Linear advection equation with variable coefficients

This tutorial is concerned with the linear advection equation

\[\begin{aligned} \partial_t u(t,x) + \partial_x (a(x) u(t,x)) &= 0, && t \in (0,T), x \in (x_{min}, x_{max}), \\ u(0,x) &= u_0(x), && x \in (x_{min}, x_{max}), \\ \text{boundary conditions}, &&& x \in \partial (x_{min}, x_{max}) \end{aligned}\]

with variable coefficient $a$.

The boundary conditions depend on the sign of the transport velocity $a$ at the boundary. In particular, specifying a Dirichlet type boundary condition is only allowed for inflow boundaries, e.g. $a(x_{min}) > 0$ at $x = x_{min}$.

SummationByPartsOperators.jl includes a pre-built semidiscretization of this equation: VariableLinearAdvectionNonperiodicSemidiscretization. Have a look at the source code if you want to dig deeper. Below is an example demonstrating how to use this semidiscretization.

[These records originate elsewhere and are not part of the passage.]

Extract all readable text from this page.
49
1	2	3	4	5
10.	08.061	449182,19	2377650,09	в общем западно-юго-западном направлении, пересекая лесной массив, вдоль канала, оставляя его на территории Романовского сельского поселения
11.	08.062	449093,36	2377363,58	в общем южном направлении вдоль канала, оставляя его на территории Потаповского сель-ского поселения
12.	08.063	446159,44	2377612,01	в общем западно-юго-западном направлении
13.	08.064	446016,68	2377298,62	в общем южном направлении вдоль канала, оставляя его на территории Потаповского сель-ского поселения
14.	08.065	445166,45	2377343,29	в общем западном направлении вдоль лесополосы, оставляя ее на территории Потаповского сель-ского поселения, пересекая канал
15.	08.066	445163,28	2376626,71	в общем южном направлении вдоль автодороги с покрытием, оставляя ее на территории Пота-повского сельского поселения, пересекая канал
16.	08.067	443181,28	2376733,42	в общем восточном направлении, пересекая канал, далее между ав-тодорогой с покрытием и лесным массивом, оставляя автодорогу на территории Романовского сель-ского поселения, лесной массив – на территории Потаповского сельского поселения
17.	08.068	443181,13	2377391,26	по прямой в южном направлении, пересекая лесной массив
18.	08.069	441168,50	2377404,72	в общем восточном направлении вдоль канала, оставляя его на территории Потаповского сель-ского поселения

using SummationByPartsOperators, OrdinaryDiffEq
using LaTeXStrings; using Plots: Plots, plot, plot!, savefig

# general parameters
xmin = -1.
xmax = +1.
tspan = (0., 8.0)
afunc(x) = one(x)
u0func(x) = sinpi(x)
# Dirichlet type boundary conditions; they are used only at inflow boundaries
left_bc(t) = t >= 3 ? sinpi(t) : zero(t)
right_bc(t) = zero(t)

# discretization parameters
interior_order = 4
N = 101
# whether a split form should be applied or not
split_form = Val(false)

# setup spatial semidiscretization
D = derivative_operator(MattssonSvärdShoeybi2008(), 1, interior_order, xmin, xmax, N)
# whether or not artificial dissipation should be applied: nothing, dissipation_operator(D)
Di = nothing
semi = VariableLinearAdvectionNonperiodicSemidiscretization(D, Di, afunc, split_form, left_bc, right_bc)
ode = semidiscretize(u0func, semi, tspan)

# solve ODE
sol = solve(ode, SSPRK104(), dt=D.Δx, adaptive=false,

# visualise the result
plot(xguide=L"x", yguide=L"u")
plot!(evaluate_coefficients(sol[1], semi), label=L"u_0")
plot!(evaluate_coefficients(sol[end], semi), label=L"u_\mathrm{numerical}")